At least 17 local councils plan to create schools for over 2,000 pupils, the Times Educational Supplement (TES) finds from Freedom of Information requests.
Speaking to the TES, schools minister Nick Gibb stressed his confidence that larger schools could produce very good results. "If you look at Shanghai, their schools are very large and they produce some very high standards of education. The danger of creating schools too large is they may struggle to attract parents," he said. Shanghai High, one of Shanghai's top state schools has more than 3,000 pupils.
As the population continues to grow, the demand for school places does too. In 2014 8.3 million pupils were enrolled in schools, a one per cent increase from 2013. This is expected to increase by almost 880,000 pupils by 2023.
With budgets being cut, it is impossible for councils to build enough smaller schools to cope with the surge of students in the next decade. The more viable option is instead to expand existing schools.

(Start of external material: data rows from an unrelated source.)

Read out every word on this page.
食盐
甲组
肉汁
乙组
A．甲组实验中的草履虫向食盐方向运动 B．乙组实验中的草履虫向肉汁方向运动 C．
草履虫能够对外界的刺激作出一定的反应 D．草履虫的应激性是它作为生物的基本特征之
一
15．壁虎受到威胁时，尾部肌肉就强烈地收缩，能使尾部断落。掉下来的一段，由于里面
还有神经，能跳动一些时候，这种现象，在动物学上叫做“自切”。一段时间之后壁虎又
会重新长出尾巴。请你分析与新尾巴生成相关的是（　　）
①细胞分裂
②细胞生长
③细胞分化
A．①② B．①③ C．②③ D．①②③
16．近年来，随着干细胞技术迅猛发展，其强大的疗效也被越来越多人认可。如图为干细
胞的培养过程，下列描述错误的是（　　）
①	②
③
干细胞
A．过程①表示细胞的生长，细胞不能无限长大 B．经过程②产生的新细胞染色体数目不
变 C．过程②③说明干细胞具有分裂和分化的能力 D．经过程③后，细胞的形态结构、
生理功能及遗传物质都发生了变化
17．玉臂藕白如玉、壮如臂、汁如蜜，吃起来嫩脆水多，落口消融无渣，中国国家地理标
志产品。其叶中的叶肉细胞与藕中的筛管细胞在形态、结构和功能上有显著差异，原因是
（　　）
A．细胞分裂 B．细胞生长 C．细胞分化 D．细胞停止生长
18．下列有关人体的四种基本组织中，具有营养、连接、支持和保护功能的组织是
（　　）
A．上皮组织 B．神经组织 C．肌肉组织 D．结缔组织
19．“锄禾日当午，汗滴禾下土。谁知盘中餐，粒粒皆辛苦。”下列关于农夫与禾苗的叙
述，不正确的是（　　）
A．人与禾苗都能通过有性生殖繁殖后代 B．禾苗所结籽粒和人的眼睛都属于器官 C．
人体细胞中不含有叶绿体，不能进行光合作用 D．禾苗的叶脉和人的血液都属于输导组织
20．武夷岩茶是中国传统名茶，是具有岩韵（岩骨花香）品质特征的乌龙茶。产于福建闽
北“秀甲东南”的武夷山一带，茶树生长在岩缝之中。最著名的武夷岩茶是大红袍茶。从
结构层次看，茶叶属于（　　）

A key benefit of this option is that larger schools will have the capabilities to offer a wider range of subjects to students.
Schools across the country are developing expansion plans to cope with the increasing intakes of students year on year. The first of these to be confirmed is a 16-form entry school planned by Barking and Dagenham Council in east London to cope with a dramatic rise in pupil numbers.
Exmouth Community College in Devon is set to be one of the largest schools, with 2,860 students and 15 forms of entry on one campus by 2018. At present it has 2,400 students. Head teacher Tony Alexander said: "Although there are some disadvantages to being such a large school, the advantages outweigh them. We are able to provide a broad curriculum that other schools could not afford. And we have a wide range of children with different qualities and different attributes, which can only be good."